De 2014 à 2019, investissements en baisse

La CRC Occitanie a aussi contribué à un rapport national sur l’investissement du “bloc communal” de 2014 à 2019. “Il s’agissait de dégager les principales tendances”, précise Didier Gory, magistrat. Au plan national, “les dépenses d’investissement sont globalement inférieures à la précédente mandature. En Occitanie, c’est un peu la même tendance. Néanmoins, dans cette région, les communes ont un peu plus investi que des collectivités équivalentes au plan national.” Comment l’explique-t-on ? “La principale raison tient aux cycles d’investissement et de la situation plus favorable au renouvèlement d’équipements, notamment”, répond Didier Gory.

Les communes de moins 20 000 habitants et les métropoles ont porté l’essentiel des investissements

Le centre historique de Montpellier… © Ville de MONTPELLIER

Autres constats au niveau national : les investissements, portés par les intercommunalités, les Métropoles et les communes représentent un poids conséquent. “Ce sont les agglos de taille moyenne [de 20 000 à 80 000 habitants] qui ont, proportionnellement, le moins investi de 2014 à 2019. Ce sont les communes de moins de 20 000 habitants ou les Métropoles qui ont porté l’essentiel des investissements. Par ailleurs, ce “bloc communal” a vu son épargne nette s’améliorer.  Pour plusieurs raisons : un meilleur accès à l’emprunt ; parce que l’Etat a augmenté son concours aux collectivités, ce qui permis de peut-être déclencher des opérations avec une stratégie plus importante.”

Contrats bourgs-centres

Le développement des contractualisations territoriales, ce qui est le cas par exemple entre EPCI et communes ou entre une Agglo et la région Occitanie. La communauté d’agglo Hérault Méditerranée a ainsi signé l’un de ces contrats avec la région qui a abouti à la conclusion de contrats bourgs-centres avec cinq communes de cette agglomération.

Autre constat national : des lacunes de l’information financière que l’on retrouve aussi en Occitanie.
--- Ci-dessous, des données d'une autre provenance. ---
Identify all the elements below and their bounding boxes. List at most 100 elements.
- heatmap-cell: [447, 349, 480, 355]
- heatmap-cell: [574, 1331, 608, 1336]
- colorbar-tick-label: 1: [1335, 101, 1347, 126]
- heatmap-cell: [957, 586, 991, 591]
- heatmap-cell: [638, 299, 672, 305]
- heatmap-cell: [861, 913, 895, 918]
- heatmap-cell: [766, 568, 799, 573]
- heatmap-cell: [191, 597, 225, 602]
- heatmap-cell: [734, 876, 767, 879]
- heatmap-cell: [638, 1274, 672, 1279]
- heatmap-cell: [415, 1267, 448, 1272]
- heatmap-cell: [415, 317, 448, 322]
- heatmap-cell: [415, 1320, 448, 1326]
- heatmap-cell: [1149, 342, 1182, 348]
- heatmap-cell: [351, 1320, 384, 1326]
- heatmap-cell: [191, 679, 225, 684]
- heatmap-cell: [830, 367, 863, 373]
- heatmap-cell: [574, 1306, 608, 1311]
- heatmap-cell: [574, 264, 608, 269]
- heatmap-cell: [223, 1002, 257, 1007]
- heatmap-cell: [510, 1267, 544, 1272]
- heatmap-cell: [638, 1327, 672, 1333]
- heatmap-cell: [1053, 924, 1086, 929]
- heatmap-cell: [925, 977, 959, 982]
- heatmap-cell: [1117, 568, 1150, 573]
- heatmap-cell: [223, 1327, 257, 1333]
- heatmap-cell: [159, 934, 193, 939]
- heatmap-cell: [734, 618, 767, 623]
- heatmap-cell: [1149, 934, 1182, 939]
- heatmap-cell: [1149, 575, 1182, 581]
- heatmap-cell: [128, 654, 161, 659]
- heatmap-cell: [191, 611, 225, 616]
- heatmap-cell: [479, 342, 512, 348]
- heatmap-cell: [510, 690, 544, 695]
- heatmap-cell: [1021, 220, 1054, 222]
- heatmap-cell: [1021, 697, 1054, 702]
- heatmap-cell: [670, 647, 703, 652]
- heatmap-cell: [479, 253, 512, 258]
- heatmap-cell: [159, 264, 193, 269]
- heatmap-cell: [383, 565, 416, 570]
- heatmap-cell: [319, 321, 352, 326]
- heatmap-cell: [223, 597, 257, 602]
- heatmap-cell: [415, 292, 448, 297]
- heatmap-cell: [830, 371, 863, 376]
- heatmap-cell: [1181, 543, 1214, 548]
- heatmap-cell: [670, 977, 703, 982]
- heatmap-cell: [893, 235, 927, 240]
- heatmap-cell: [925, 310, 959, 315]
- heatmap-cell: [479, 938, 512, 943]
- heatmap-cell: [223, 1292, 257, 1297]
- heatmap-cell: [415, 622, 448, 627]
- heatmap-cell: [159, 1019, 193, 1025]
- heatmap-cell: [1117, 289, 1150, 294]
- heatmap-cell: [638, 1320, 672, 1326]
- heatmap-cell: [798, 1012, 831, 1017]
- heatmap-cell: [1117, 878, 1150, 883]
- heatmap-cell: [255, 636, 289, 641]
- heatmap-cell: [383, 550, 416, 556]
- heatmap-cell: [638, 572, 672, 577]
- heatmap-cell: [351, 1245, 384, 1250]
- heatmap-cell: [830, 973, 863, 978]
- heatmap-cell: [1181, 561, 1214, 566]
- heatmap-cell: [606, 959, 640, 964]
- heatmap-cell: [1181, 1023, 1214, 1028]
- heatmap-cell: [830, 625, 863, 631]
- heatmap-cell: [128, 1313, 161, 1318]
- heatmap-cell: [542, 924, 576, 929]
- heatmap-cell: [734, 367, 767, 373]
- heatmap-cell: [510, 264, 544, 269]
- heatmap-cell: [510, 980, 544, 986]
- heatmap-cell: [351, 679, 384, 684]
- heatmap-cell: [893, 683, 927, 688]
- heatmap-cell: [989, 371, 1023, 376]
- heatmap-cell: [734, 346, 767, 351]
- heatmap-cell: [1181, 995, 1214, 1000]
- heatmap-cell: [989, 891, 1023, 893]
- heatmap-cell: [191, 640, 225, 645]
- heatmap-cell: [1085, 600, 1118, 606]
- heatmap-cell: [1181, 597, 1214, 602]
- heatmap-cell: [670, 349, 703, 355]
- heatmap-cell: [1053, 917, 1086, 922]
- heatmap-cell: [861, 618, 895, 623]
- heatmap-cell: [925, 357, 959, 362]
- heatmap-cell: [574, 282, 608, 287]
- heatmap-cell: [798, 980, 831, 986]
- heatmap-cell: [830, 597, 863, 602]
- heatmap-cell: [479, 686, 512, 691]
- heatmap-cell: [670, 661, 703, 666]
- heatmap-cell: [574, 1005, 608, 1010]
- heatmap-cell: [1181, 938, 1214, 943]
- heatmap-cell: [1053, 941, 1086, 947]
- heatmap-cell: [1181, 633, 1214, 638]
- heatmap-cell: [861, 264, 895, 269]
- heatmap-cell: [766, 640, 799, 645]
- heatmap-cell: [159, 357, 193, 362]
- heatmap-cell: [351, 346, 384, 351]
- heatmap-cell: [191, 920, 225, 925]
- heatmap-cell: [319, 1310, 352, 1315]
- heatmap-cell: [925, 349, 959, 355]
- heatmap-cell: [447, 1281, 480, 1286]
La commune de Muret, près de Toulouse, par exemple, a une comptabilité analytique qui lui permet, en théorie, de connaître précisément le coût d’exploitation de ses équipements. Mais il n’était pas utilisé pour piloter le suivi opérationnel des projets d’investissement.

Le golf appartient à Montauban, Tarbes gère le haras

“Il y a aussi des décisions d’investissement mal préparées”, pointe Didier Gory soulignant également des “incohérences dans la définition de l’intérêt communautaire. Illustration : la ville de Montauban est propriétaire d’un golf, la commune de Tarbes gère le haras, dont le coût cumulé d’acquisition et d’aménagement depuis 2016 est proche de 6 M€. “L’intérêt de ces deux équipements n’est pourtant pas d’intérêt strictement communal”.
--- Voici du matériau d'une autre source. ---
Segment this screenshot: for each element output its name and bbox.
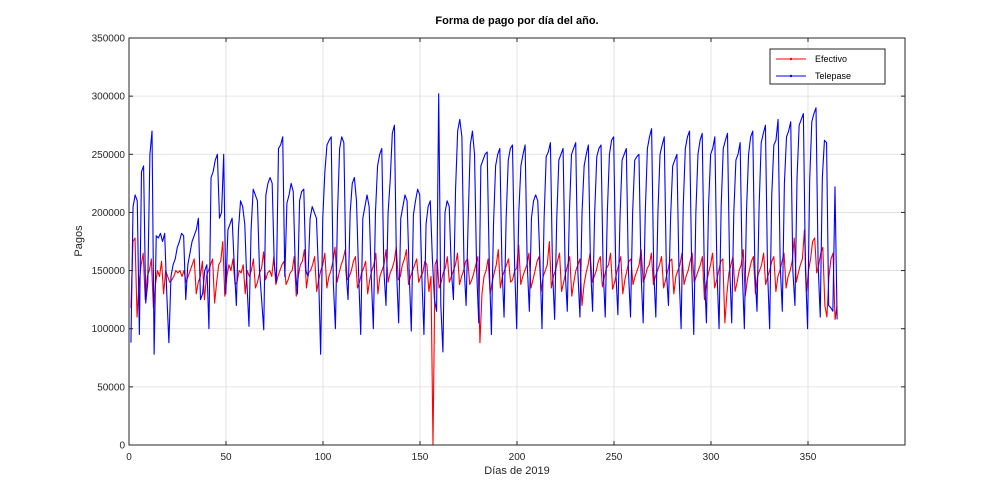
- y-tick-label: 0: [119, 441, 125, 452]
- legend: Efectivo Telepase: [769, 48, 886, 85]
- y-tick-label: 100000: [92, 324, 126, 335]
- x-tick-label: 200: [509, 452, 526, 463]
- legend-marker-telepase: [789, 74, 793, 78]
- legend-box: [769, 48, 886, 85]
- x-tick-label: 50: [220, 452, 232, 463]
- y-tick-label: 50000: [97, 382, 125, 393]
- plot-lines: [130, 93, 838, 446]
- x-axis-label: Días de 2019: [484, 465, 549, 477]
- x-tick-label: 100: [315, 452, 332, 463]
- axis-ticks: 0 50 100 150 200 250 300 350 0 50000 100000 150000 2…: [92, 34, 905, 463]
- legend-label-telepase: Telepase: [815, 71, 851, 81]
- series-line-telepase: [130, 93, 838, 355]
- x-tick-label: 250: [606, 452, 623, 463]
- legend-label-efectivo: Efectivo: [815, 54, 847, 64]
- y-tick-label: 350000: [92, 34, 126, 45]
- x-tick-label: 350: [800, 452, 817, 463]
- y-tick-label: 300000: [92, 92, 126, 103]
- y-tick-label: 150000: [92, 266, 126, 277]
- y-axis-label: Pagos: [73, 225, 85, 257]
- x-tick-label: 300: [703, 452, 720, 463]
- y-tick-label: 200000: [92, 208, 126, 219]
- legend-marker-efectivo: [789, 57, 793, 61]
- x-tick-label: 0: [126, 452, 132, 463]
- chart-title: Forma de pago por día del año.: [435, 15, 598, 27]
- y-tick-label: 250000: [92, 150, 126, 161]
- series-line-efectivo: [130, 229, 838, 446]
- x-tick-label: 150: [412, 452, 429, 463]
Autre exemple, de Pamiers et de la communauté de communes des Portes d’Ariège  où certains équipements “dépassaient le strict cadre de la commune”. Recommandation de la CRC : mettre en œuvre un projet de territoire et un pacte financier et fiscal. L’ancien président de cette intercommunalité s’était engagé à mettre en œuvre cette recommandation, engagement repris par le nouvel exécutif (la crise a ralenti le processus). Le conseil communautaire du 30 septembre 2021 a délibéré, dans le cadre du suivi des recommandations, pour une mise en œuvre en février 2022.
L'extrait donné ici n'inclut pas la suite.